中国のワイン市場は近年高い成長が見られます。世界の平均ワイン消費成長率である1.5%に対して、2005年から2007年までに、中国ワイン市場は生産量ベースで年平均約24%増、販売額は年19%増で成長してきました。しかしながら国際ブドウ・ワイン機構(OIV)の2008年のデータによると、中国の一人当たりのワイン消費量は、わずか1リットルであり、世界平均水準である3.6リットルと比べても少ない状況で、大きな成長余地を残しています。このため、中国の所得水準の向上とミドルクラス層のライフスタイル変化により、ワイン市場の成長はGDP以上になることが期待されます。実際のところ、2005年から2007年までは、いずれも同期間における10%強のGDP成長率を大きく上回った成長を遂げています。そして、今後の予想についても、たとえば、国際市場調査機構のVinexpo/IWSRは、2008年~2012年、中国のワイン消費量が年間36%成長していくとの予想を出しています。

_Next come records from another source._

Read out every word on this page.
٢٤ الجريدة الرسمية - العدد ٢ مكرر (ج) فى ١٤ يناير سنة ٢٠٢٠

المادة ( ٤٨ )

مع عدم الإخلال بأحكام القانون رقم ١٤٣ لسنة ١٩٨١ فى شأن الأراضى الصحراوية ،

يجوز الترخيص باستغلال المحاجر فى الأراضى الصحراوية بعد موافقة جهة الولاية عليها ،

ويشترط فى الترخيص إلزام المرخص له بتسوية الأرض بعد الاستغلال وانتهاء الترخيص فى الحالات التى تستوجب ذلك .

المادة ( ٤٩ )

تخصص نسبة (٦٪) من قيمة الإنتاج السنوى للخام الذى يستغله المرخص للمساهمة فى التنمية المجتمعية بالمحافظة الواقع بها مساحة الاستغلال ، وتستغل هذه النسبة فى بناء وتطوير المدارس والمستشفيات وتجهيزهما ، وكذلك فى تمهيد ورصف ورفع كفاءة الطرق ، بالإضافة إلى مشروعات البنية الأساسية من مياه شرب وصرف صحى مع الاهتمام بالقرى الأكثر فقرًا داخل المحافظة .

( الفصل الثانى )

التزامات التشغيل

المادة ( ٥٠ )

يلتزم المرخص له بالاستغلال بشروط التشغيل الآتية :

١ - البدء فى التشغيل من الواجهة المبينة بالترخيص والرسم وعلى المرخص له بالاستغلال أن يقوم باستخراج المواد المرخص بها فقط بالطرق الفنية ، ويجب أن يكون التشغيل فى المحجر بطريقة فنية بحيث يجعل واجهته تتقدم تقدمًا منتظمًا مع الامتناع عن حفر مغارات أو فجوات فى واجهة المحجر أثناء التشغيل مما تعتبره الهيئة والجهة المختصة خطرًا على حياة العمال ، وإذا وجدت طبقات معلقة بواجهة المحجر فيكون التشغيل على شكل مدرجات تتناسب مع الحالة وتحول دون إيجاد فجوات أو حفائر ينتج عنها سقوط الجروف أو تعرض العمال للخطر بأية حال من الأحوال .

ワイン企業でいうと中国には約600社のワインメーカーがありますが、2008年時点の大手3社のシェアを見ると、中国本土B株上場の張裕ワイン(200869)が18%、中国食品(0506)傘下の長城ワインが14%、王朝酒業(0828)が7%となっており、大手3社で約40%のシェアを占めています。ちなみに張裕は売上高ベースで世界トップ10入りした始めてのアジアのワイン企業です。なお、張裕ワインは今後、ワインの原料であるブドウの栽培面積を2007年の約6,666ヘクタールから、2009年には新疆、寧夏で一気に合計8,000ヘクタールの栽培プロジェクトを獲得するなどして、2010年には16,666ヘクタールにまで拡大する計画があり、業績の拡大が期待されるところです。
その一方で、市場調査機関であるイギリスの「Canadean」社が発表した2008年世界飲料市場の研究レポートによると、世界景気後退の影響で、2008年の世界ワインメーカーのトップ10社のうち、8社はマイナス成長となり、上位10社の売上成長率は2007年の13.1%から2008年は-4.6%となっています。このように海外ワイン市場は飽和で低成長が続いているのですが、この影響を受け、特に金融危機以後は輸入ワインが値下げ攻勢で大量に流入したこともあり、中国国内のワイン市場の競争は一層激しくなっています。このような状態ですから、急成長の中国ワイン市場の恩恵を受けようとする場合、現在、既に大きなブランド力を有している前述の大手3社や、独特の強みを持つワイン企業や流通企業に注目するのがよいのではないかと思います。
大手3社以外では、業界全体では10位ですが、スイートワインではトップの通天酒業(0389)や、中国酒ではもっとも大きなシェアを持つ「五糧液」の最大手の販売代理企業で、フランス、イタリア、オーストラリアなど11カ国の21社のワインサプライヤーと200数種のワインの取引契約を結び(うちの40種は独占契約)、2年でワイン業務の売上構成を50%にまで拡大させる計画を持つ銀基集団(0886)などがあります。